Overview
ArkNill/claude-code-hidden-problem-analysis is a measured, methodically documented investigation of 11 confirmed client-side bugs in Claude Code that inflate token usage on Max plans by 10-20x. 93 stars, mostly referenced in HN and Reddit threads. The April 14 update is the most important data drop yet — 30,477 proxy requests over 14 days and a GrowthBook flag override that took two of the bugs to zero events.
The thesis, measured
The repo’s TL;DR: 11 confirmed bugs (B1–B5, B8, B8a, B9, B10, B11, B2a) plus three preliminary findings. Cache bugs B1 and B2 are fixed in v2.1.91. Nine remain unfixed as of v2.1.101 — eight releases later. The evidence is a proxy that sits between Claude Code and the Anthropic API and logs every request/response header, which is the only way to see client-side token math separate from what Anthropic’s billing shows.
What makes this report different from the usual “Claude Code is expensive” thread is the causality work. Every bug claim is backed by either a request diff showing unnecessary context churn, or a response header (anthropic-ratelimit-*) showing which quota window is binding.
The GrowthBook override — the new evidence
Anthropic ships feature flags to Claude Code via GrowthBook. The repo documents a proxy-based override (the approach in anthropics/claude-code#42542): intercept the GrowthBook config response, force-flip the flags for B4 and B5 to off, and let everything else pass through unchanged.

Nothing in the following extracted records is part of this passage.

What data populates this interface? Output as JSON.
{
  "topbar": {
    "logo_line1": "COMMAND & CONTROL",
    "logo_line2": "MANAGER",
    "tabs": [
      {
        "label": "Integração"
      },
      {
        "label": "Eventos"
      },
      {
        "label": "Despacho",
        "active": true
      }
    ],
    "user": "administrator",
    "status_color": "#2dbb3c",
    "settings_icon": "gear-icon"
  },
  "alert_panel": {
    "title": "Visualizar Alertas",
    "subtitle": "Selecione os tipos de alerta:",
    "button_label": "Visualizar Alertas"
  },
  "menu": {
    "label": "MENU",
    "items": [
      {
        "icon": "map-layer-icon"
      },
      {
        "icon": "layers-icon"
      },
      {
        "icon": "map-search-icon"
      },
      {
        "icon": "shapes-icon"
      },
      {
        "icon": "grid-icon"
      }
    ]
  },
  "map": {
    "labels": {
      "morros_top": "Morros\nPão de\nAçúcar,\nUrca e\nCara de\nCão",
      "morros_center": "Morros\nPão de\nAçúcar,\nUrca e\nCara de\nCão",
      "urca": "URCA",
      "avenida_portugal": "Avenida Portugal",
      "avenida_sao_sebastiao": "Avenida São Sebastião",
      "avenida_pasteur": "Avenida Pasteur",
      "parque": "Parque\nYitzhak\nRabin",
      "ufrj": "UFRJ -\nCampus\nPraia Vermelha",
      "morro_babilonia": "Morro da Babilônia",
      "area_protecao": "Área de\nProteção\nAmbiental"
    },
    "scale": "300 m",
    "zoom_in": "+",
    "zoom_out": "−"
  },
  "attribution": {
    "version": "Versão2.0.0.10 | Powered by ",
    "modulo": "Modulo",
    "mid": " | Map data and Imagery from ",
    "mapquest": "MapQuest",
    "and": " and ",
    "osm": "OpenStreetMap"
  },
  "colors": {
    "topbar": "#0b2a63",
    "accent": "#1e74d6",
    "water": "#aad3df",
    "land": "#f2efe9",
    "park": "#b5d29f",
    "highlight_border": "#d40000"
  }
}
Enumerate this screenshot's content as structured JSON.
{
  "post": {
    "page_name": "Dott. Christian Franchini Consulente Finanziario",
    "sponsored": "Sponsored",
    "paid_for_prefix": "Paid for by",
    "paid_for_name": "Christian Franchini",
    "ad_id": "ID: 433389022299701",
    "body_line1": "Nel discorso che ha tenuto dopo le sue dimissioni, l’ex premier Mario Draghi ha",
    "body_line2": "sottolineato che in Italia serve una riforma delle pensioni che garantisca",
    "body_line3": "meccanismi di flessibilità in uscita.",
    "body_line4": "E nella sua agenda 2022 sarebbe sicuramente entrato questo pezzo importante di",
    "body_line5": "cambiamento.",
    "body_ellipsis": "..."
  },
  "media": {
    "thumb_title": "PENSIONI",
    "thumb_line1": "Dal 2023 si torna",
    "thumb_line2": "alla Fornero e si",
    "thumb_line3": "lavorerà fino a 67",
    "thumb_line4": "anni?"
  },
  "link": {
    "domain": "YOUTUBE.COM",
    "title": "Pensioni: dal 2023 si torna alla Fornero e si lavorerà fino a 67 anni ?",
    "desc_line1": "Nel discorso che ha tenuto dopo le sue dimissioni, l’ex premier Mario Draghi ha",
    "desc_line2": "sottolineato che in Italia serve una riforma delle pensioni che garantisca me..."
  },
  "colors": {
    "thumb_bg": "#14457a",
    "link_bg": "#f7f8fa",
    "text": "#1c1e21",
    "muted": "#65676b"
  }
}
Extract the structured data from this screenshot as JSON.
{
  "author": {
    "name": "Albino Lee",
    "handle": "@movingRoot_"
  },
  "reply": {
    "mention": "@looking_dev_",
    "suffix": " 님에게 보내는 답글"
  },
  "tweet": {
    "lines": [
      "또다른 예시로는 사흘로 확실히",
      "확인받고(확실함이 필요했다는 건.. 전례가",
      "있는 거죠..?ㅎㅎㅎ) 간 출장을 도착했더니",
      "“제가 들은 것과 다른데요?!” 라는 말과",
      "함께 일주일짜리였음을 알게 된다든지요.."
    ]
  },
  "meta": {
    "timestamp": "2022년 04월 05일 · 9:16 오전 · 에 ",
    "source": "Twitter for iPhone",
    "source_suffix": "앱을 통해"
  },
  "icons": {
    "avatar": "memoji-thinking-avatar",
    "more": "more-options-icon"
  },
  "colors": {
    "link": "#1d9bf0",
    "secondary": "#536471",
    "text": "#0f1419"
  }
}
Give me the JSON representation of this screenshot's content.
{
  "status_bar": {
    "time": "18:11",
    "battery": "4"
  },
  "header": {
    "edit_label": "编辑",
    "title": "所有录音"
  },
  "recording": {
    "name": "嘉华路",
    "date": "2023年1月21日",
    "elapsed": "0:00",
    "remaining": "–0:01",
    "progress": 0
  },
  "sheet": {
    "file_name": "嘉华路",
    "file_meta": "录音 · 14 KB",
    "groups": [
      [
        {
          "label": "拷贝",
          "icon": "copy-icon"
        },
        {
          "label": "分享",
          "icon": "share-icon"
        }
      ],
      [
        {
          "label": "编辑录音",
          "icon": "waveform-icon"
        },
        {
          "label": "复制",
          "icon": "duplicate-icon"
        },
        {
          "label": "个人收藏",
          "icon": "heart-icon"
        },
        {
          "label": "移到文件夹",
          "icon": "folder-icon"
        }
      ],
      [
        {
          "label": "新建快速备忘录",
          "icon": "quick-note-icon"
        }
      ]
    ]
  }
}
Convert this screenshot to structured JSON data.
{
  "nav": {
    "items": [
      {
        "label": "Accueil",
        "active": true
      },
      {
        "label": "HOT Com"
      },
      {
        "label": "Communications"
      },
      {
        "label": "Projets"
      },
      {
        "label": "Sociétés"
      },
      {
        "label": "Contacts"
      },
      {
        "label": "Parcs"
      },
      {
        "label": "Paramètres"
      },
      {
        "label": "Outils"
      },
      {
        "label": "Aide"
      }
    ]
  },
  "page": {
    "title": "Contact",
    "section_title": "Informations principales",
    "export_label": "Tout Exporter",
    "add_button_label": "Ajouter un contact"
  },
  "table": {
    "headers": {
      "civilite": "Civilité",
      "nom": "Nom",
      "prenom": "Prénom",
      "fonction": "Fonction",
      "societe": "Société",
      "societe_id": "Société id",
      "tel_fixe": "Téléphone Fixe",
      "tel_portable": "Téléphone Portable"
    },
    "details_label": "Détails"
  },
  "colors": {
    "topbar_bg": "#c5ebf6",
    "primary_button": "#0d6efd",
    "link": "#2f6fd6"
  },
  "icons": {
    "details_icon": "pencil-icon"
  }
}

Result across 4,919 subsequent requests over 4 days (same machine, same account, same usage pattern):
- B5 events: 167,818 → 0
- B4 events: 5,500 → 0
That’s a controlled elimination, which is the cleanest causal evidence you get outside of an A/B test run by the vendor. It effectively proves these GrowthBook flags directly control context mutation and cache invalidation behavior on the client.
The 7-day quota — previously invisible
A quieter finding: the anthropic-ratelimit-representative-claim header, which identifies which rate-limit window is binding, was five_hour in 100% of earlier reporting. With the 30K dataset, 22.6% of requests (5,279 / 23,374) showed seven_day as the binding constraint — concentrated on April 9-10 when 7-day utilization hit 0.85–0.97. After the weekly reset, five_hour resumed.
The operational implication: Max plan users who feel “throttled out of nowhere on a Monday morning” are hitting the 7-day window, not the 5-hour one. You can’t plan around a limit you can’t observe, and the 7-day window is not surfaced in the Claude Code UI or in Anthropic’s docs with any prominence.
Methodology notes worth borrowing
A few things the repo does right that are worth copying if you’re investigating any closed-source client:
- Proxy, don’t modify — running a mitm proxy between client and API preserves the client’s behavior while making every request inspectable. Modifying the client (decompiling, patching) would invalidate the measurement.
- Name every bug with a stable ID — B1 through B11 with B2a and B8a. Stable IDs let findings get cross-referenced across files and across releases without collisions.
- Separate “confirmed” from “preliminary” — the repo explicitly distinguishes measured bugs from suspected ones (P1-P3). That discipline builds credibility and makes the document survive hostile scrutiny.
- Acknowledge environment changes — the April 14 update flags that data from April 11 onward is from the overridden environment and can’t be mixed with the baseline. Small detail, huge integrity.
What’s not fixed
Nine bugs remain unpatched, including B11 (“adaptive thinking zero-reasoning”). Anthropic acknowledged B11 on Hacker News but hasn’t followed up with a fix. The fallback-percentage header, which the repo tracks separately and is unaffected by the flag override, is still showing non-zero rates — meaning some requests are silently routed to a smaller model than the user requested, which is its own category of bug.
Insights
Three takeaways. First, proxy-based observation is increasingly the only way to audit a closed-source AI client — billing telemetry from the vendor is aggregated and one-directional, and you need raw request flow to see what the client is actually doing. Second, GrowthBook flag injection is a plausible attack surface and also a plausible remediation surface — the same mechanism that causes the bugs can be used to mute them. Third, if you’re paying for a Max plan and burning through a 7-day quota on Monday, this repo is the most complete explanation of where that usage went — and the fact that the underlying problem is unfixed 8 releases later is a more interesting story than the bug itself.